Thursday, September 4, 2014

Maiden trip to Colombo

After considering Colombo for a vacation many times, the opportunity finally presented itself as hubby's business trip. i am generally jittery before travel but Columbo seemed like a cakewalk. Thanks to visa on arrival and a flight duration of just 2.5 hours from Mumbai, this trip hardly felt like international travel. And truly enough, on arrival, it was like being in some part of India with people of similar ethnic background and sari clad women around! 

For some unrelated reasons, i did not really look forward to the trip or research much about things to do in Colombo. i just took it as a break where i wanted to relax. But when i did go online to see what adventures the city holds for first timers, i wasn't very happy with the results. The sea promenade was closeby, the shopping scene wasn't too great and i wasn't interested in temples and museums. 

The only thing that probably will succeed in pulling me back to Colombo is the food. No, i am not a foodie and i am fine with whatever's available. i have never really loved food outside India since it is usually bland. But food in Colombo managed to impress an indifferent person like me too. The food is mostly inspired from South India, especially, Kerala. Their spring hoppers made from white rice and brown rice are idiappams from Kerala. 

String hoppers (left), Appam (top right), Pittu (bottom right)
Another common breakfast item is egg hoppers or appam, as they are called in Kerala. And also pittu, which is known as puttu back home. Apart from chicken, fish, pork, mutton and prawns cooked in gravy to go with with rice, spring hoppers, pittu or appams, there are a variety of chutney like condiments to add to the taste o the main dishes. The one that my husband relished the most was seeni sambol which is mainly onion and red chillies mostly ground on stone to retain the fresh taste of the ingredients. 

Clockwise from top left: Fried jackfruit seeds, Vegetable kottu, Lamprais, a selection from traditional food
The first thing i had which just left me speechless was chicken kottu. This dish is made of strips of maida paratha and chicken tempered with spices like red chilli, curry leaves and mustard. Served at the hotel with a tangy tomato gravy, it was a party of flavours in the mouth. Kottu also has vegetarian and egg variety. 

Another interesting dish typical of Sri Lanka is lamprais. This wholesome meal has yellow rice, lampara curry (made of chicken, pork, mutton, beef or lamb), seeni sambal, a boiled egg, a fish cutlet, ash plantain curry and eggplant bhaji. All these are wrapped and baked in 20 inch square banana leaf for 30 minutes. Even though this sounds like too much in a single portion, the distinct flavours of each component in the meal ensures you wipe the leaf clean! 

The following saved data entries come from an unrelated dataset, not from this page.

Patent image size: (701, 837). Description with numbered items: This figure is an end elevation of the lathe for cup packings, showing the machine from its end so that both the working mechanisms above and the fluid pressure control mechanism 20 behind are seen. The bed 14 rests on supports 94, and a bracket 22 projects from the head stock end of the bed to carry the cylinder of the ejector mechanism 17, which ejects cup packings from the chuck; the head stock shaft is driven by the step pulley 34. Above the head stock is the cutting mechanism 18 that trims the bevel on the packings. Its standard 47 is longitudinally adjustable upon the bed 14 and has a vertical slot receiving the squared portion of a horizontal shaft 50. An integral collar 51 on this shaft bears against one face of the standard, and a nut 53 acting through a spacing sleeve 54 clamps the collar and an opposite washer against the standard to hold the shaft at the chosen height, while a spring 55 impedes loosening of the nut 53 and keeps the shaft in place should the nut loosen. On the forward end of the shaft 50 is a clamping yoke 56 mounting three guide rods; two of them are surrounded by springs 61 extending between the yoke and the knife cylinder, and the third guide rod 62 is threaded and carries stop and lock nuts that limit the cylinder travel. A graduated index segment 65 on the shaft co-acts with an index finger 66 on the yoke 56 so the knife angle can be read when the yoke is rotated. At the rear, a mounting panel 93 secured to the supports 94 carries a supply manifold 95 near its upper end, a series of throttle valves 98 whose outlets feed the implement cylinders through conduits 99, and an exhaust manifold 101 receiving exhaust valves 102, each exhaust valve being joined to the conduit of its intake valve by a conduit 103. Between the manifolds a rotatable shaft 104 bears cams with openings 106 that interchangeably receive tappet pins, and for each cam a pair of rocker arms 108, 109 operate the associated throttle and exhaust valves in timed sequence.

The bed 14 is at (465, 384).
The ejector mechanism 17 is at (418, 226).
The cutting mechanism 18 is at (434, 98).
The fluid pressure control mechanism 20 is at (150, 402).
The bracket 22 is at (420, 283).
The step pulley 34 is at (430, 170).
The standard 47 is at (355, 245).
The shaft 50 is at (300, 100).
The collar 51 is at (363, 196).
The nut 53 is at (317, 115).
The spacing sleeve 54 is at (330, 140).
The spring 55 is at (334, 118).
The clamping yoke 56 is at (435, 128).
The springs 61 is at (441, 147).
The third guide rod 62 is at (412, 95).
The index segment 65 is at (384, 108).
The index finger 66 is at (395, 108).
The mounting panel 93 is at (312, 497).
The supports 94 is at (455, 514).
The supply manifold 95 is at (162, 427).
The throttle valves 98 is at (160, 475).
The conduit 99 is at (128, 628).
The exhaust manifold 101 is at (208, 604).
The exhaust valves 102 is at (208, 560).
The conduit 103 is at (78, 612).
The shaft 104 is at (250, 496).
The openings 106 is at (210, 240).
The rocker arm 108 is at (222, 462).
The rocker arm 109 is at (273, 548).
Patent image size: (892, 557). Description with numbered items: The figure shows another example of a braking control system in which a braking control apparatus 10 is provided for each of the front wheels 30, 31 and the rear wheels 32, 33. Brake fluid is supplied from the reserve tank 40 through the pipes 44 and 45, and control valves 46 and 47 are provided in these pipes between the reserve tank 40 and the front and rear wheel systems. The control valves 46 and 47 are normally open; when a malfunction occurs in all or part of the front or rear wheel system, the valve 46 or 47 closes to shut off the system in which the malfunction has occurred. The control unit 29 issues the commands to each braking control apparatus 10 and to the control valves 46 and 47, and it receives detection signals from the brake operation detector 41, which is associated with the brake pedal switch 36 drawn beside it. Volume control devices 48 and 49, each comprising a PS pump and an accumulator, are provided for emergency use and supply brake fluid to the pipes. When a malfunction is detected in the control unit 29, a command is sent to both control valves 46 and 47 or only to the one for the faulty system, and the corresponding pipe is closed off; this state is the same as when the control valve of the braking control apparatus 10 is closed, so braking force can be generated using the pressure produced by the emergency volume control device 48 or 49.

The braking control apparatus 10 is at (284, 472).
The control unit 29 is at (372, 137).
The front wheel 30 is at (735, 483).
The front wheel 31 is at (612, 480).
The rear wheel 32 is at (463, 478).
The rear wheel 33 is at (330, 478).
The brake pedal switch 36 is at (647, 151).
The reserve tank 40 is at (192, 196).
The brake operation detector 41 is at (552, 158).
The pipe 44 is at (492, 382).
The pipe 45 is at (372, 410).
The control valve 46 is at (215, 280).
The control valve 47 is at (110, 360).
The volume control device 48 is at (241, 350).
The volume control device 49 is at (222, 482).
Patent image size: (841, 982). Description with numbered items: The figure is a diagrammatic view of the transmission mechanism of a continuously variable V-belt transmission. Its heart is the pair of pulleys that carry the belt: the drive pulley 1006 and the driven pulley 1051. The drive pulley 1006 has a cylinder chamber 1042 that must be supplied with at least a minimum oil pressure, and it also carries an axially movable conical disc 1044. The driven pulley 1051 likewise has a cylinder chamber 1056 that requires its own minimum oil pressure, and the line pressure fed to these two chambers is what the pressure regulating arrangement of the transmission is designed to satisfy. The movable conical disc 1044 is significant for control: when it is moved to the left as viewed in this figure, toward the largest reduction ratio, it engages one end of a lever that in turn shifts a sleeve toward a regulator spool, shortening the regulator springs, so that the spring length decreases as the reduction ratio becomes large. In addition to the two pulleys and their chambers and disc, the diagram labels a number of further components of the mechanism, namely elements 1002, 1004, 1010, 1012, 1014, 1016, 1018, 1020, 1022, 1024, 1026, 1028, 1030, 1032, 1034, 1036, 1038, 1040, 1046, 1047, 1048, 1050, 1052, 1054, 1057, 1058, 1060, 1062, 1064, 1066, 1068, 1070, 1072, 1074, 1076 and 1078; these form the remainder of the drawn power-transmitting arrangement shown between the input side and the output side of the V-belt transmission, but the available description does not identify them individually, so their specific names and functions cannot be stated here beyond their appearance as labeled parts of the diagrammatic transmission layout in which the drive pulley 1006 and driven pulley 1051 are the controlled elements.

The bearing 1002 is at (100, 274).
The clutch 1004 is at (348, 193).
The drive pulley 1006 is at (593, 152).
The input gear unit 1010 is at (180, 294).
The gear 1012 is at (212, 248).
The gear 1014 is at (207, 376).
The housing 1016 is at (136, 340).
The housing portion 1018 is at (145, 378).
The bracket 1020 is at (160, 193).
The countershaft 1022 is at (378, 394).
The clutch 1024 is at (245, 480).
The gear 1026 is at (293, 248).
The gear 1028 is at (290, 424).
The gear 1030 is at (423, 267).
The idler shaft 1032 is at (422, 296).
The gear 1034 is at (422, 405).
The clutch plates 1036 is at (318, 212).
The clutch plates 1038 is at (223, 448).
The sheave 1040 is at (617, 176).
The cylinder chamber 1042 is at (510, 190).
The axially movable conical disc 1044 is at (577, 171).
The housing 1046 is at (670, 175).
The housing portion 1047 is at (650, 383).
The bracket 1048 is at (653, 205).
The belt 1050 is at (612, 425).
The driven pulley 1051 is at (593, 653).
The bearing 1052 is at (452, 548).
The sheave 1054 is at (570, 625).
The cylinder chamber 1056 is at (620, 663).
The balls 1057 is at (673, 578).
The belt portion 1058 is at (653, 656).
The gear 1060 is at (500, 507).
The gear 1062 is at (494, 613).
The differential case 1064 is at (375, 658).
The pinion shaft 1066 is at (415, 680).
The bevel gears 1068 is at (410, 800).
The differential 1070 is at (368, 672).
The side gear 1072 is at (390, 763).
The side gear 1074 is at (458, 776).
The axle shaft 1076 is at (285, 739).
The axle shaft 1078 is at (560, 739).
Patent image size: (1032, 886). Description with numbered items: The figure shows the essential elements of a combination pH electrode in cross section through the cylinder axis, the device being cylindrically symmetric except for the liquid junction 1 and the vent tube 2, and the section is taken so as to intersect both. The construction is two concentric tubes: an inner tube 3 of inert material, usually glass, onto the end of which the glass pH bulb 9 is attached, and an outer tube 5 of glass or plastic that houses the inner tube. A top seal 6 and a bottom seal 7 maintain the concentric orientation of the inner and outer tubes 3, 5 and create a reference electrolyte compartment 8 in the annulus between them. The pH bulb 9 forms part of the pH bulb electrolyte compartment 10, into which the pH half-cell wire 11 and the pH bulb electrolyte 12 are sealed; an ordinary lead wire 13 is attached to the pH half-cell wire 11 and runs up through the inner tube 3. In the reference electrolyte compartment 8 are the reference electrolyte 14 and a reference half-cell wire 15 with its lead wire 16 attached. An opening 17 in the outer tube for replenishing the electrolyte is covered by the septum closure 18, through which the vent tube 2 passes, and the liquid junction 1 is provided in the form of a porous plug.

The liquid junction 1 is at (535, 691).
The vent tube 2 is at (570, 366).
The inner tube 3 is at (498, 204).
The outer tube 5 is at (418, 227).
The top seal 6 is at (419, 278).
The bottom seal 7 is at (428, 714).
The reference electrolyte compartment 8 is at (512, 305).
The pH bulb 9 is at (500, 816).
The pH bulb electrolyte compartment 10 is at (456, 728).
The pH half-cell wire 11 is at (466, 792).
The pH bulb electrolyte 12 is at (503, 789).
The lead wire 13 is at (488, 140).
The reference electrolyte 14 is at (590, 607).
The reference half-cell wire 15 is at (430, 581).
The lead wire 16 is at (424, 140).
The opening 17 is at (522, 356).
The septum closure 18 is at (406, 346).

Colombo is also known for their wide variety of tea and fragrant, indigenous spices. I bought loads of flavours in tea and green tea. There are fruit flavours, mint, lemon - you name it and you have it in green tea.

Variety of green tea and a selection of spices

Not just food, the juicy mangoes also ensured we did not miss home much. They have their own varieties which was a welcome change. Rambutan, a fruit we discovered during the trip is somewhat like our litchi back home. It has a red, hairy exterior and a white, juicy, edible part inside when the outer layer is peeled.


Juicy mangoes and luscious Rambutan

Even though Colombo wasn't upto the mark in terms of touristy things, the food amply made up for the lack! Looking forward to another trip just for the food!